Two great lessons in seeing so far this year:
• Liz is great at creating. In her mind she saw what it would be like to move a large painting that was upstairs to the downstairs. Seeing this new relationship of spaces and paintings never occurred to me. It is lovely. My mind tends to leave things where they are. Not wrong but different and, at times, limiting. Interesting how I think/don’t think. She is a constant inspiration as I learn how to see more of life for myself.
• I’ve gotten in the habit of having tea and reading the paper when I first get up, often long before the sun it up.
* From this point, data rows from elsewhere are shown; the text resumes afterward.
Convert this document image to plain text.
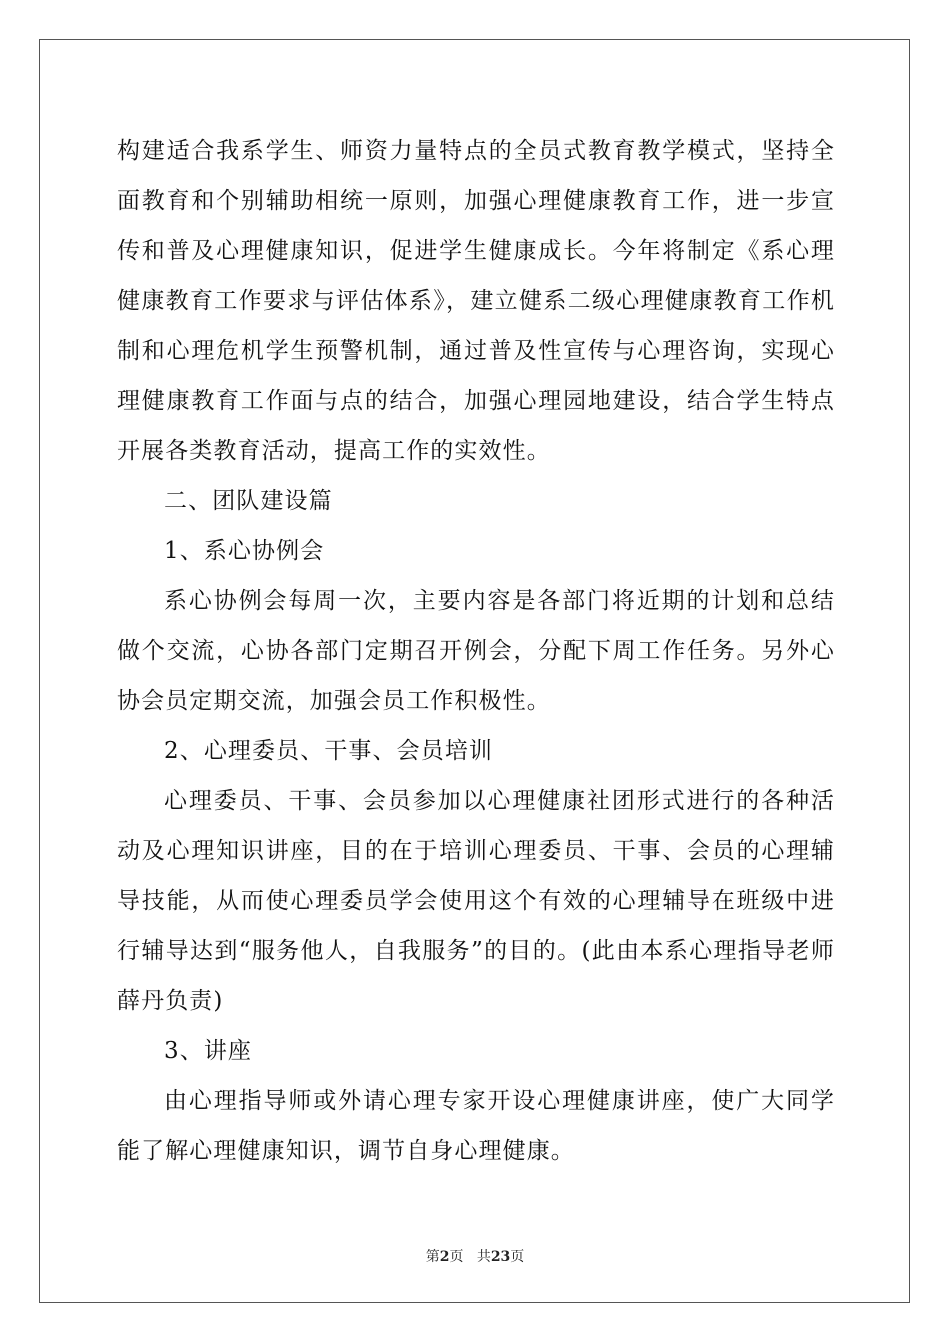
构建适合我系学生、师资力量特点的全员式教育教学模式，坚持全面教育和个别辅助相统一原则，加强心理健康教育工作，进一步宣传和普及心理健康知识，促进学生健康成长。今年将制定《系心理健康教育工作要求与评估体系》，建立健系二级心理健康教育工作机制和心理危机学生预警机制，通过普及性宣传与心理咨询，实现心理健康教育工作面与点的结合，加强心理园地建设，结合学生特点开展各类教育活动，提高工作的实效性。

二、团队建设篇

1、系心协例会

系心协例会每周一次，主要内容是各部门将近期的计划和总结做个交流，心协各部门定期召开例会，分配下周工作任务。另外心协会员定期交流，加强会员工作积极性。

2、心理委员、干事、会员培训

心理委员、干事、会员参加以心理健康社团形式进行的各种活动及心理知识讲座，目的在于培训心理委员、干事、会员的心理辅导技能，从而使心理委员学会使用这个有效的心理辅导在班级中进行辅导达到“服务他人，自我服务”的目的。(此由本系心理指导老师薛丹负责)

3、讲座

由心理指导师或外请心理专家开设心理健康讲座，使广大同学能了解心理健康知识，调节自身心理健康。

第2页 共23页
This morning I realized I was inside reading what today’s weather would be (“sunny changing to rain”) as the sun was coming up outside. Jeez!
Good to get jostled like that and remember the paper and tea could wait but the spectacular gold-rimmed, pink clouds—as seen from the kitchen window—would not wait. In fact by the time I got boots, coat, hat, gloves and camera all in hand, what I’d wanted to see, and photograph, was long gone. The walk, however, was the perfect time to consider what I’d missed and to think about how I can rearrange this part of my day to have a chance at seeing more of what I really want to see: sunrises!
In looking over some photographs I took last fall on Martha’s Vineyard I was reminded of the temporal qualities of making many photographs, not just sunrises. Each wave rearranged the picture I found on the shore. No matter, however, as many of them were simply another stunning little miniature. I love the relationships of shapes and colors, so satisfyingly simple and, yet, could I ever create such a masterpiece from nothing like a painter might? At this point, honestly, I’m satisfied with seeing them and, when I have a camera, of doing my best to photograph them and share them here.